Cox did not consider traveling to another state because she was in the middle of a health crisis and was worried about her condition, according to Duane. When she got a diagnosis for her baby, the CRR had just been in court defending its lawsuit over the Texas bans, so she reached out to them, according to Duane.
Following Cox's win in court, the Texas attorney general warned that the doctors who perform her abortion could still get sued by private citizens.
Under Texas' bans, it is a second-degree felony to perform or attempt an abortion, punishable by up to life in prison and a fine of up to $10,000. The law also allows private citizens to sue anyone who "aids or abets" an abortion.
Paxton also threatened to come after the hospitals' licenses.
In a letter to the hospitals, he said the restraining order "won't insulate you or anyone else."
The hearing was held in Travis County's 459th District Court in Austin, and lasted about a half hour before the ruling was delivered.

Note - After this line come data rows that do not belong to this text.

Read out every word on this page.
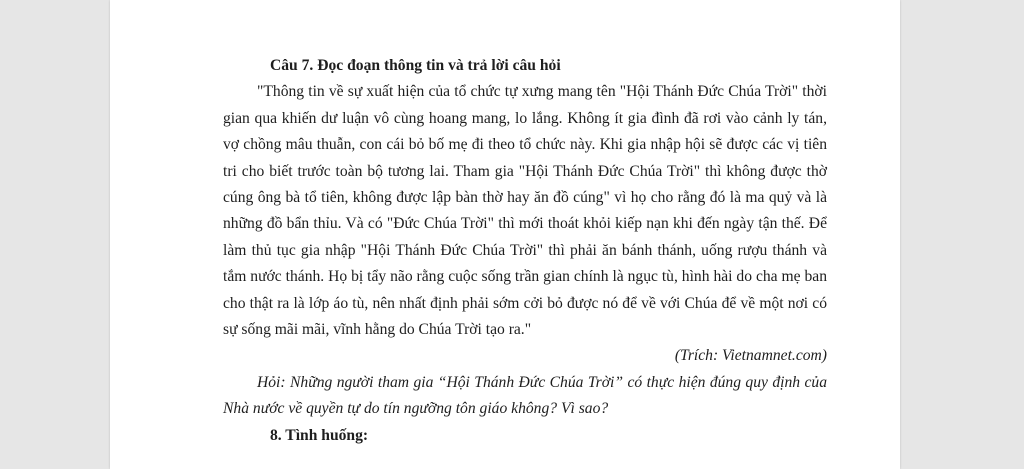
Câu 7. Đọc đoạn thông tin và trả lời câu hỏi

"Thông tin về sự xuất hiện của tổ chức tự xưng mang tên "Hội Thánh Đức Chúa Trời" thời gian qua khiến dư luận vô cùng hoang mang, lo lắng. Không ít gia đình đã rơi vào cảnh ly tán, vợ chồng mâu thuẫn, con cái bỏ bố mẹ đi theo tổ chức này. Khi gia nhập hội sẽ được các vị tiên tri cho biết trước toàn bộ tương lai. Tham gia "Hội Thánh Đức Chúa Trời" thì không được thờ cúng ông bà tổ tiên, không được lập bàn thờ hay ăn đồ cúng" vì họ cho rằng đó là ma quỷ và là những đồ bẩn thỉu. Và có "Đức Chúa Trời" thì mới thoát khỏi kiếp nạn khi đến ngày tận thế. Để làm thủ tục gia nhập "Hội Thánh Đức Chúa Trời" thì phải ăn bánh thánh, uống rượu thánh và tắm nước thánh. Họ bị tẩy não rằng cuộc sống trần gian chính là ngục tù, hình hài do cha mẹ ban cho thật ra là lớp áo tù, nên nhất định phải sớm cởi bỏ được nó để về với Chúa để về một nơi có sự sống mãi mãi, vĩnh hằng do Chúa Trời tạo ra."

(Trích: Vietnamnet.com)

Hỏi: Những người tham gia “Hội Thánh Đức Chúa Trời” có thực hiện đúng quy định của Nhà nước về quyền tự do tín ngưỡng tôn giáo không? Vì sao?

8. Tình huống:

Cox's lawsuit stands separate from a suit filed by 20 women who say their lives were put in danger due to Texas' abortion bans.
That suit is before the Texas state Supreme Court for a ruling on whether the challenge can continue and if a temporary hold on implementation of the bans in cases of fatal fetal anomalies and medical emergencies can go into effect.
The CRR declined to comment on whether Cox has plans to further pursue a case legally or if she is considering joining the other lawsuit as a plaintiff.
Texas has multiple overlapping abortion bans in effect with severe punishments for violations of the bans.
Texas' bans include exceptions that allow abortions in cases of medical emergencies and fatal fetal diagnoses, but doctors and patients claim, in another lawsuit filed in March, that they are unable to provide care or have been denied care, respectively, under the laws.
ABC News' Anne Flaherty contributed to this report.